Flux de verbe, flux de vie

Un coup de cœur du Carnet

Charline LAMBERT, Quiconques, Illustrations de Thot Thomas, Chat polaire, 2023, 74 p., 15 €, ISBN : 978-2-931028-25-4  

lambert quiconquesChaque livre de Charline Lambert nous conduit dans des régions qui n’appartiennent qu’à elle, au plus loin des écritures préfabriquées et des œillères de la pensée. Avec son cinquième recueil poétique intitulé Quiconques, la poétesse nous convie à fouler des terres pétries d’énigmes et de sensorialité. Le titre donne la tonalité du voyage : l’entrée dans des processus de subjectivation désubjectivante, poreuse, supra ou infra-personnelle. L’écriture entre dans une phase de raréfaction, d’allègement et invente une langue à la hauteur du registre des sensations traversées. Un flux de vie, de verbe relie le lichen et la chair, les rochers et l’humain.
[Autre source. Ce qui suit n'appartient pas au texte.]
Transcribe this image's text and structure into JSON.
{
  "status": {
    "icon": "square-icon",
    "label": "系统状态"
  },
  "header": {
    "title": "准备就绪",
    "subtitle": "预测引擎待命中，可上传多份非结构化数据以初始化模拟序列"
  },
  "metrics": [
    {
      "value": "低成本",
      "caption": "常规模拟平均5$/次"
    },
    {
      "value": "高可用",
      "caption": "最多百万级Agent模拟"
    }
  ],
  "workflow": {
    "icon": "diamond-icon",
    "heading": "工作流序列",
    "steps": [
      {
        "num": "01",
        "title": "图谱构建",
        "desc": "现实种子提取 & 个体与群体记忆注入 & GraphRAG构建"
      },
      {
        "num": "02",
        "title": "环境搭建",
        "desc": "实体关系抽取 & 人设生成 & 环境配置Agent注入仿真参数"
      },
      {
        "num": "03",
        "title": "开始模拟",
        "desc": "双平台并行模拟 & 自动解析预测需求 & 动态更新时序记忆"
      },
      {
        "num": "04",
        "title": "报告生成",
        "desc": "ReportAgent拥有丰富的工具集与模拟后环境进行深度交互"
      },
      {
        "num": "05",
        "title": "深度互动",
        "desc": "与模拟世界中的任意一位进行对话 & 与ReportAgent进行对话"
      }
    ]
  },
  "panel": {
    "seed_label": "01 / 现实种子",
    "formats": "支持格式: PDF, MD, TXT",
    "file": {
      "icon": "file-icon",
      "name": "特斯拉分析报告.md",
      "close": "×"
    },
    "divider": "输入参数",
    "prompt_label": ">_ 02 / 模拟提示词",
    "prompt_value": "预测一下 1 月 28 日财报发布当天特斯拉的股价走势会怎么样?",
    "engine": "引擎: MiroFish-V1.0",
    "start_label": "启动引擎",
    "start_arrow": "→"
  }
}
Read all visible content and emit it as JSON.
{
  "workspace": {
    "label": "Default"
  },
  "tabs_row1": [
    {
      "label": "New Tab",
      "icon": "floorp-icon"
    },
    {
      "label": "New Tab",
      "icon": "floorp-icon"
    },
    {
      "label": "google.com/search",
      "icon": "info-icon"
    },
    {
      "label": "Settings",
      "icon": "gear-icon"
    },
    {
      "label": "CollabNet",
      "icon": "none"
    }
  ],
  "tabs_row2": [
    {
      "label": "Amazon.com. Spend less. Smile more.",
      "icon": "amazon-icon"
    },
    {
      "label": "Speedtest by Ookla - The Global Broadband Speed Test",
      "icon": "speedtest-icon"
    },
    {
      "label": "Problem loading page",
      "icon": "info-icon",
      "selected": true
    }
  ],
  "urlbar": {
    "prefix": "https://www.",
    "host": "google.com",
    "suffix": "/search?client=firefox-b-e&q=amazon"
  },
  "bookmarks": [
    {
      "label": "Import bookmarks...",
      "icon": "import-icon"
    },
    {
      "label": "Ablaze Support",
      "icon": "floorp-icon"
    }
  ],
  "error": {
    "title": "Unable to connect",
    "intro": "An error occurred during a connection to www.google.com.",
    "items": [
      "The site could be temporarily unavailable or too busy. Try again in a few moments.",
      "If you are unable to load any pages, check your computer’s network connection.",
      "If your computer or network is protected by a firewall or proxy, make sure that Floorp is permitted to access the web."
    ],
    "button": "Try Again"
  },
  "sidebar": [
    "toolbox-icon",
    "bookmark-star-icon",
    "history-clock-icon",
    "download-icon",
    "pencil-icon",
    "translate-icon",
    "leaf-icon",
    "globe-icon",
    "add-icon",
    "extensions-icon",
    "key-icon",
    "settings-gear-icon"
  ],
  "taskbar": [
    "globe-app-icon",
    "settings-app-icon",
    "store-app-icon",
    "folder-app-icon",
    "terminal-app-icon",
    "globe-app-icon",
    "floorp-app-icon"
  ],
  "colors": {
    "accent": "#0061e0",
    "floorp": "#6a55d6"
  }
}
Au travers du champ lexical de la violence subie et donnée — potence, piloris, mise en joue, plaie… —, dans l’agencement d’un espace poétique acquis aux flottements du « je et du « tu », Charline Lambert s’aventure dans la concision du minéral, dans les secrets du végétal. Rythmé par les dessins de Thot Thomas (dont le nom évoque le dieu égyptien de l’écriture, Thot), Quiconques délivre une langue-peau tailladée, percée d’alvéoles, orante des blancs dans lesquels elle germe.

Tranche dans le

lacis, la sombre chair
de ton nœud

vif tu ouvres
tes aurores

Trempé dans le vif-argent, le verbe ne s’encombre plus guère de la visée communicationnelle, de la syntaxe des humains. Il fend la page, orchestre l’invasion de la bouche et des nuages, des amours et de la plaie. La poésie sonde l’inconnu, les possibles inouïs de la voix, flirte avec l’atomique, le fissile, dans le court-circuit de pans du vivre, de blocs d’affects et de phénomènes géochimiques.

Se fomentait glaciaire
notre espèce

disparue

C’est depuis la disparition de notre espèce que Charline Lambert écrit, depuis l’évanescence d’une certaine expression millénaire de l’homo sapiens qu’elle fomente une prose cosmique qui réveille les vocables fossiles et invente un espace du dire qui outrepasse les mots. La grammaire passe dans les doigts, les phalanges, la sève, la vie des oursins. Aventurière des confins, Charline Lambert radicalise les territoires de ses recueils précédents, aiguise sa plume afin de s’ouvrir au plus grand dénuement, à un verbe-prière qui s’abandonne à ce qui reste des mots quand on y dépose sa vie. Les référents sont tout à la fois abolis et recréés sous la forme d’entités humaines et non-humaines qui s’interpénètrent, entrent en communication symbiotique. Les polarités canoniques du réel sont soufflées, d’autres rapports, d’autres noces se lèvent. Pour phraser la dissémination-pluralisation des zones de conscience, l’expérience d’une énonciation multiple qui défait la forteresse du singulier et du propre, une autre pratique scripturale s’impose. La voix poétique creuse des lignes rases et rares où l’intérieur et l’extérieur glissent l’un dans l’autre jusqu’à l’érosion de leurs frontières.    

du réel les phalanges
empoignant la

nocturne grammaire

Quiconques laisse affleurer les mondes d’esprits et de matière, d’entités humaines ou non-humaines qu’abrite cette nocturne grammaire. Dotée d’une puissance poétique sans pareille qui fait du désœuvrement du dire une régénération du verbe, Charline Lambert nous plonge dans l’éblouissement. Dans la singularité absolue de son univers.